The most commonly prescribed medication was phentermine accounting for 77.3% (160,050) of all prescriptions. Diethypropion (16.0%), Phendimetrazine (7.4%) and orlistat (4.5%) were less commonly prescribed.  Marked practice variation was also observed with orlistat accounting for 11.6% of prescriptions filled at one site and only 0.1% of prescriptions at another. 

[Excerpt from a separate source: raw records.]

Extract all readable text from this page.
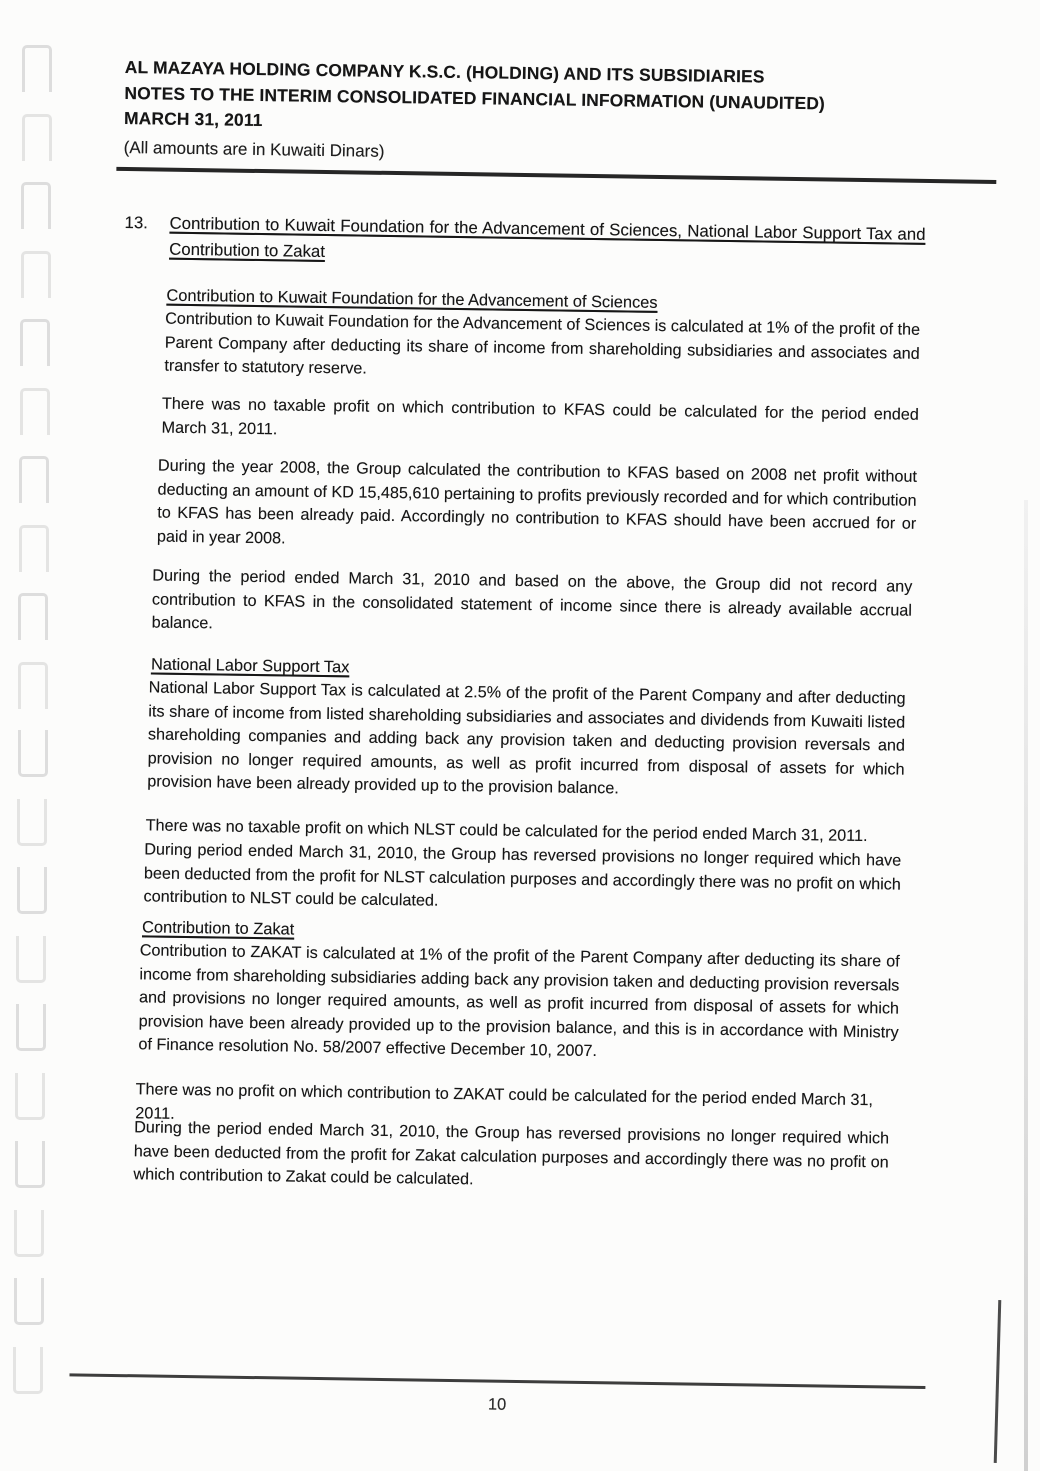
AL MAZAYA HOLDING COMPANY K.S.C. (HOLDING) AND ITS SUBSIDIARIES
NOTES TO THE INTERIM CONSOLIDATED FINANCIAL INFORMATION (UNAUDITED)
MARCH 31, 2011
(All amounts are in Kuwaiti Dinars)
13.	Contribution to Kuwait Foundation for the Advancement of Sciences, National Labor Support Tax and Contribution to Zakat
Contribution to Kuwait Foundation for the Advancement of Sciences
Contribution to Kuwait Foundation for the Advancement of Sciences is calculated at 1% of the profit of the Parent Company after deducting its share of income from shareholding subsidiaries and associates and transfer to statutory reserve.
There was no taxable profit on which contribution to KFAS could be calculated for the period ended March 31, 2011.
During the year 2008, the Group calculated the contribution to KFAS based on 2008 net profit without deducting an amount of KD 15,485,610 pertaining to profits previously recorded and for which contribution to KFAS has been already paid. Accordingly no contribution to KFAS should have been accrued for or paid in year 2008.
During the period ended March 31, 2010 and based on the above, the Group did not record any contribution to KFAS in the consolidated statement of income since there is already available accrual balance.
National Labor Support Tax
National Labor Support Tax is calculated at 2.5% of the profit of the Parent Company and after deducting its share of income from listed shareholding subsidiaries and associates and dividends from Kuwaiti listed shareholding companies and adding back any provision taken and deducting provision reversals and provision no longer required amounts, as well as profit incurred from disposal of assets for which provision have been already provided up to the provision balance.
There was no taxable profit on which NLST could be calculated for the period ended March 31, 2011.
During period ended March 31, 2010, the Group has reversed provisions no longer required which have been deducted from the profit for NLST calculation purposes and accordingly there was no profit on which contribution to NLST could be calculated.
Contribution to Zakat
Contribution to ZAKAT is calculated at 1% of the profit of the Parent Company after deducting its share of income from shareholding subsidiaries adding back any provision taken and deducting provision reversals and provisions no longer required amounts, as well as profit incurred from disposal of assets for which provision have been already provided up to the provision balance, and this is in accordance with Ministry of Finance resolution No. 58/2007 effective December 10, 2007.
There was no profit on which contribution to ZAKAT could be calculated for the period ended March 31, 2011.
During the period ended March 31, 2010, the Group has reversed provisions no longer required which have been deducted from the profit for Zakat calculation purposes and accordingly there was no profit on which contribution to Zakat could be calculated.
10
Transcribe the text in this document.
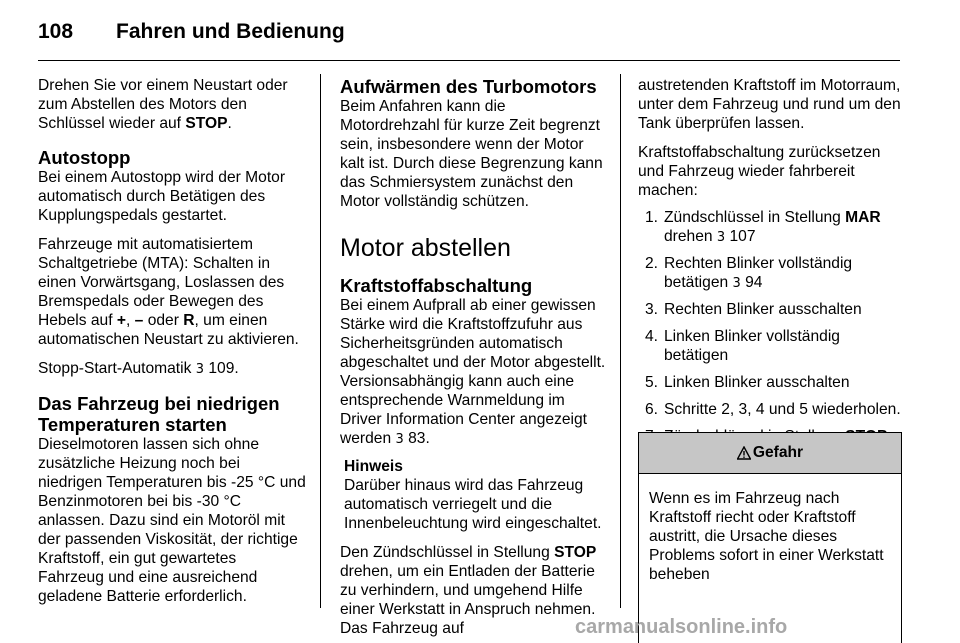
108 Fahren und Bedienung

Drehen Sie vor einem Neustart oder zum Abstellen des Motors den Schlüssel wieder auf STOP.

Autostopp

Bei einem Autostopp wird der Motor automatisch durch Betätigen des Kupplungspedals gestartet.

Fahrzeuge mit automatisiertem Schaltgetriebe (MTA): Schalten in einen Vorwärtsgang, Loslassen des Bremspedals oder Bewegen des Hebels auf +, – oder R, um einen automatischen Neustart zu aktivieren.

Stopp-Start-Automatik 3 109.

Das Fahrzeug bei niedrigen Temperaturen starten

Dieselmotoren lassen sich ohne zusätzliche Heizung noch bei niedrigen Temperaturen bis -25 °C und Benzinmotoren bei bis -30 °C anlassen. Dazu sind ein Motoröl mit der passenden Viskosität, der richtige Kraftstoff, ein gut gewartetes Fahrzeug und eine ausreichend geladene Batterie erforderlich.

Aufwärmen des Turbomotors

Beim Anfahren kann die Motordrehzahl für kurze Zeit begrenzt sein, insbesondere wenn der Motor kalt ist. Durch diese Begrenzung kann das Schmiersystem zunächst den Motor vollständig schützen.

Motor abstellen
Kraftstoffabschaltung

Bei einem Aufprall ab einer gewissen Stärke wird die Kraftstoffzufuhr aus Sicherheitsgründen automatisch abgeschaltet und der Motor abgestellt. Versionsabhängig kann auch eine entsprechende Warnmeldung im Driver Information Center angezeigt werden 3 83.

Hinweis

Darüber hinaus wird das Fahrzeug automatisch verriegelt und die Innenbeleuchtung wird eingeschaltet.

Den Zündschlüssel in Stellung STOP drehen, um ein Entladen der Batterie zu verhindern, und umgehend Hilfe einer Werkstatt in Anspruch nehmen. Das Fahrzeug auf

austretenden Kraftstoff im Motorraum, unter dem Fahrzeug und rund um den Tank überprüfen lassen.

Kraftstoffabschaltung zurücksetzen und Fahrzeug wieder fahrbereit machen:

1. Zündschlüssel in Stellung MAR drehen 3 107
2. Rechten Blinker vollständig betätigen 3 94
3. Rechten Blinker ausschalten
4. Linken Blinker vollständig betätigen
5. Linken Blinker ausschalten
6. Schritte 2, 3, 4 und 5 wiederholen.
Gefahr
Wenn es im Fahrzeug nach Kraftstoff riecht oder Kraftstoff austritt, die Ursache dieses Problems sofort in einer Werkstatt beheben
carmanualsonline.info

There was a gradual and steady increase in the number of weight loss prescriptions filled from 37,277 in 2009 to 48,816 in 2013 (the cohort size did not change).

The data suggested patients were not using these medications continuously as there was only an average of 8.9 fills per patient over the four years examined (range 3.7-12.9 across sites).  Prescriptions were written by a total of 3,488 providers. Providers writing 21 or more prescriptions over the period of study accounted for only 30.8% of the total pool of prescribing providers although this group wrote 93.3% of the total number of prescriptions filled. 

They concluded that despite guidelines advocating the use of weight loss medications in obese patients, very few appear to be receiving this treatment option, with a small number of providers write a vast majority of the prescriptions written for these medications. 

"In many other diseases like hypertension and diabetes, treatment with medications is common and considered standard practice," said Bessesen. "There remain many questions about why so few patients use weight loss medications."

The study was supported by the Patient Centered Outcomes Research Institute.